Dual Fisheye Livestream for the Theta V?

Hey there,

I wanted to ask if anyone has any ideas on getting the Theta V to stream raw dual fisheye as a livestream instead of just having the Theta V stitch it on board. I want the stitching, but I believe that due to having it on the Theta V, it increases the latency. I’m trying to stream the Theta V wirelessly to a VR Headset, and using existing plugins and projects we got the stream to work, but the latency is still too high for our project specification (400-500 ms delay is what we are currently experiencing). It’s hypothesized that if we move the stitching/video processing from the camera and onto the computer, the latency could potentially decrease.

Thanks!

Information is here:


Note, I changed the title of your post slightly to avoid confusion with RAW / DNG images.

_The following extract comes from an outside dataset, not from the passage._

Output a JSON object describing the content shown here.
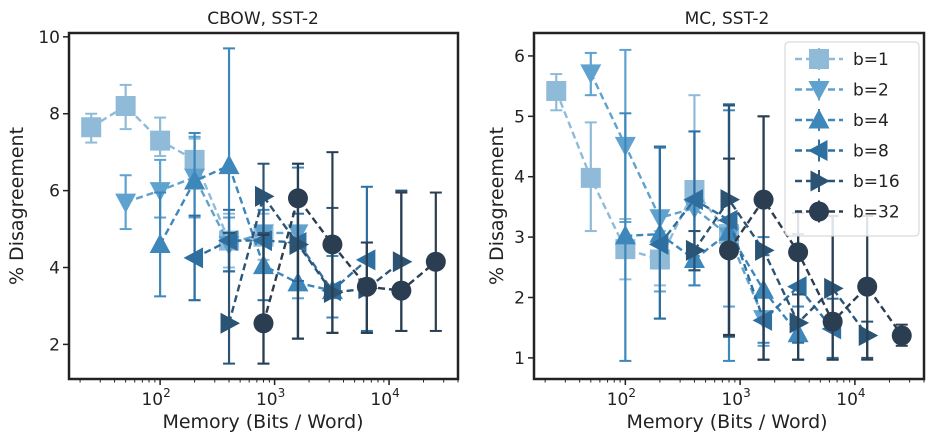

I’m a little confused about the modification for dual paraboloid part of the graphic. How did they modify the plug-in. I’m actually using that plug-in as a part of one of my solutions and have it connect to a Unity script that overlays the feed over a sphere that the VR Headset views

Source code to the plug-in is here:

Explanation:

I wrote a Go RTMP server that runs locally on a private network, and the camera streams to that rtmp address. A custom client plugin for UE4 connects to the RTMP server and feeds the frames into textures. The textures are then post-processed in a UE4 material to stitch the paraboloid halves back together again. The stitching isn’t perfect (and not as good as the Theta’s internal stitching), as you can see by this image:

You may be able to use a third-party service such as the ones described here:

https://theta360developers.github.io/community-document/live-streaming.html#_mimolive


If you pursue your own server as the relay, Andrew used this server as the base:

It’s possible that the developer of the “Dawn of the New Age” project, Andrew Moffatt, might be willing to provide you with some advice or even pointers to code if you pursue this path.

A number of other people on this forum have more experience than I do with different streaming techniques into headsets.

You may get more help if you can share more information about your project.